Wie sieht es mit den Tieren und Pflanzen aus, mit unserer Umwelt? Zeigen wir da Ehrfurcht und Respekt, wenn wir mit unserer Ich-Zentriertheit alles Niedertrampeln in den Bergen und Wäldern, mit unseren Bewegungsartefakten das Klima zerstören, nur um unserer Erlebnisflucht zu fröhnen, die den langweiligen, nichstsagenden Alltag vergessen machen soll?
Nicht würdig ist man dem „Heiland“ - oder sollte ich sagen: dem eigenen Ebenbild des wahren Menschen - wenn man sich hinter Scheinbeziehungen versteckt, Beziehungen, über die man sich nicht wirklich Gedanken und Gefühle gemacht hat, sondern die schlicht einer Gewohnheit folgen.
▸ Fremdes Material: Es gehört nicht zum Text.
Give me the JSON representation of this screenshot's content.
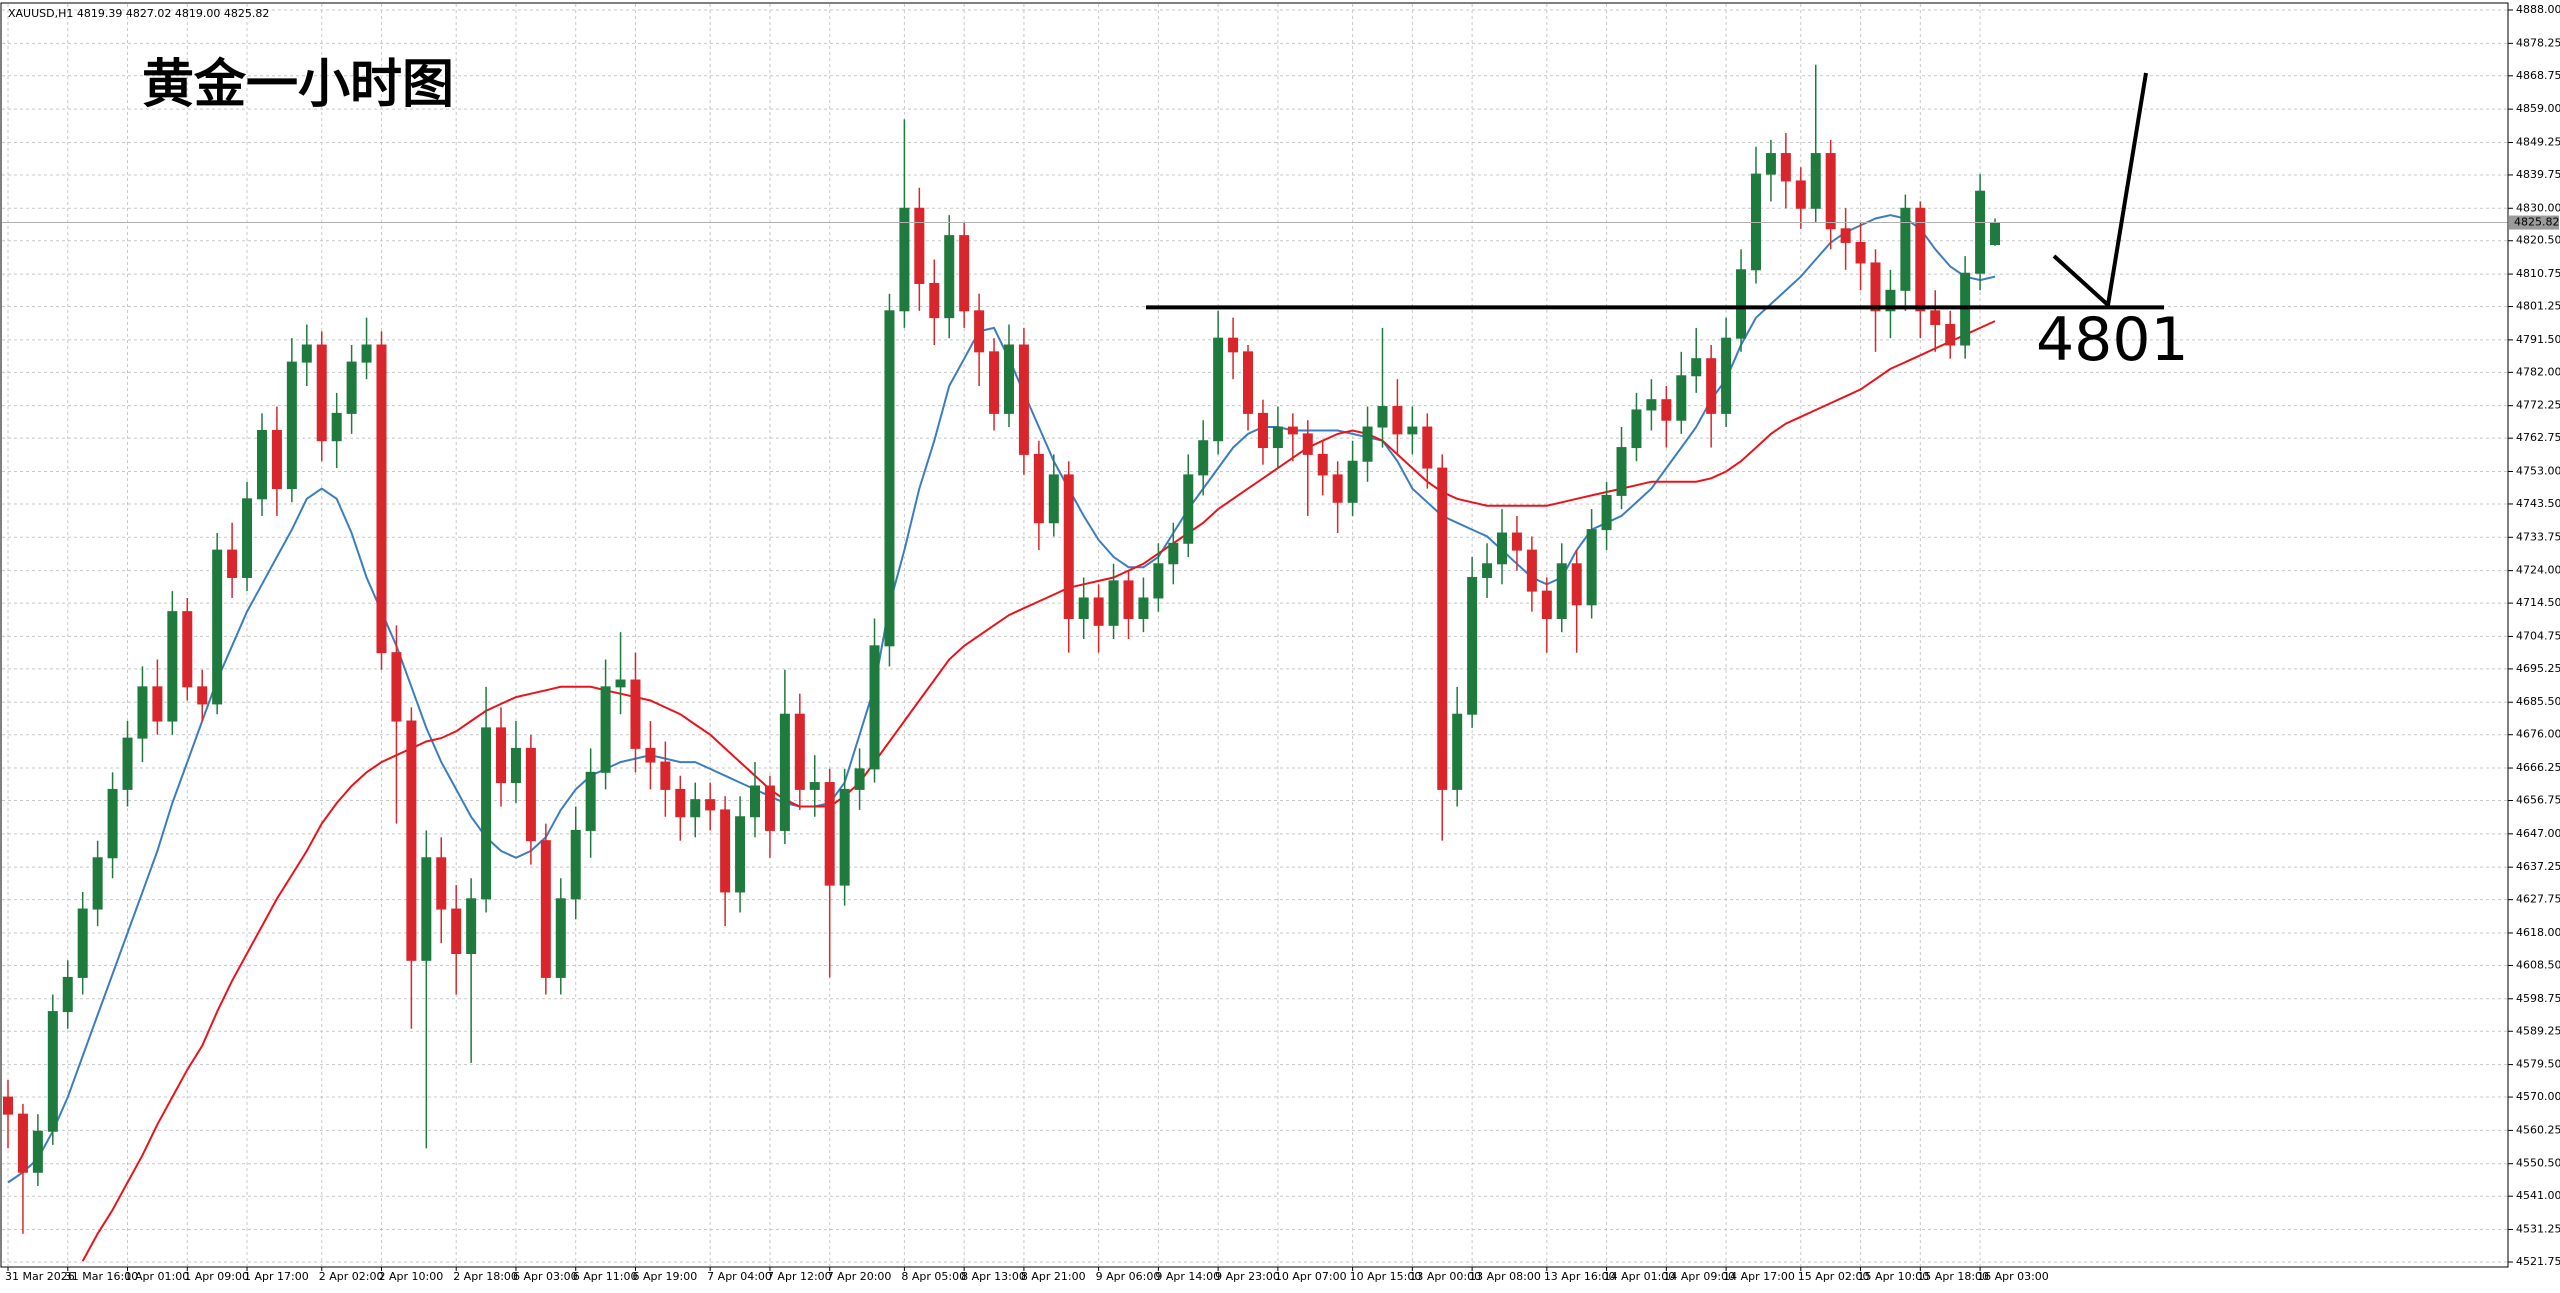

Treffen sich dann an Weihnachten plötzlich Gewohnheiten und verschüttetes, wahres Menschsein, dann geschieht genau das: das „Schwert“ wurde durch den „Heiland“ gebracht um zu heilen.
Gewaltsame Szenen sind unangenehm, man möchte sie natürlich vermeiden: „Friede, Freude, Eierkuchen“! Unterschwellige Gewalt ob des oft nicht eingestandenen Versagens an der eignen, wahren Menschlichkeit tritt ans Tageslicht und treibt ihr Unwesen mit geheimen oder offenen Vorwürfen an das Gegenüber, das zur willkommenen Projektionsfläche wird.
Selbstreflektion Fehlanzeige.
Sehnsucht und Hoffnung haben Grundbedingungen: Selbstreflektion, Vergebung und Versöhnung - andernfalls werden sie bitterlich enttäuscht.
So kann man abermals lernen, das Drohungen und Strafen in den Heiligen Schriften eher Beschreibungen der Wirkungen sind, die eintreten, wenn man sich selbst als Mensch verfehlt. „Jesus“ war konzeptionell nicht als Ausnahmeerscheinung der Menschheit gemeint, er war als Prototyp gedacht, dem alle nachfolgen sollten. Stattdessen findet Anbetung statt! Ein historisches Ereignis und unser Glaube an es soll uns retten, wirklich? Mir ist bewußt, dass nachfolgende Thesen nicht kirchenverträglich sind, wenn nicht gar ketzerisch.
Rettet mich ein Glaube, ein „Gottessohn“ sei exklusiv auch für mich gestorben um meine Sünden (Selbstverfehlungen) zu vergeben, oder rettet mich eher, selber meine eigenen Selbstverfehlungen in Augenschein zu nehmen und entsprechend zu handeln statt an ein stellvertretendes Opfer eines Ausnahmemenschen und Gottessohnes zu glauben, wie es christliche Kirchen lehren?
„Ein jeder nehme sein Kreuz auf sich“ bedeutet ebendies: jeder muss für sich selbst und höchstpersönlich sein falsches Menschsein kreuzigen und sterben lassen um neu geboren zu werden, um ein „Gottessohn“ gleich wie jener Jesus zu werden, der im Jahre Null der Christenheit geboren wurde. Stellvertretung geht nicht, weder durch Priester noch durch Religionsstifter - Eigenverantwortung in Denken, Fühlen und Tun ist angesagt.
Erst wenn eine signifikante Anzahl Menschen diese Selbsreflektion und Eigenarbeit jenseits von Macht- und Wohlstandsbestrebungen erreicht hat, können „Schwerter zu Pflugscharen“ werden. Und an jenem Tage werden sich auch die weihnachtlichen Sehnsüchte und Hoffnungen aller erfüllen.
Ich wünsche allen meinen Lesern ein gesegnetes Weihnachtfest, erfüllt von Selbsreflektion und Rücknahme aller Projektionen in Form von Vorwürfen und Anschuldigungen. Einsicht, Verständnis und Vergebung mögen herrschen statt Ignoranz, Verblendung und Feindseligkeit.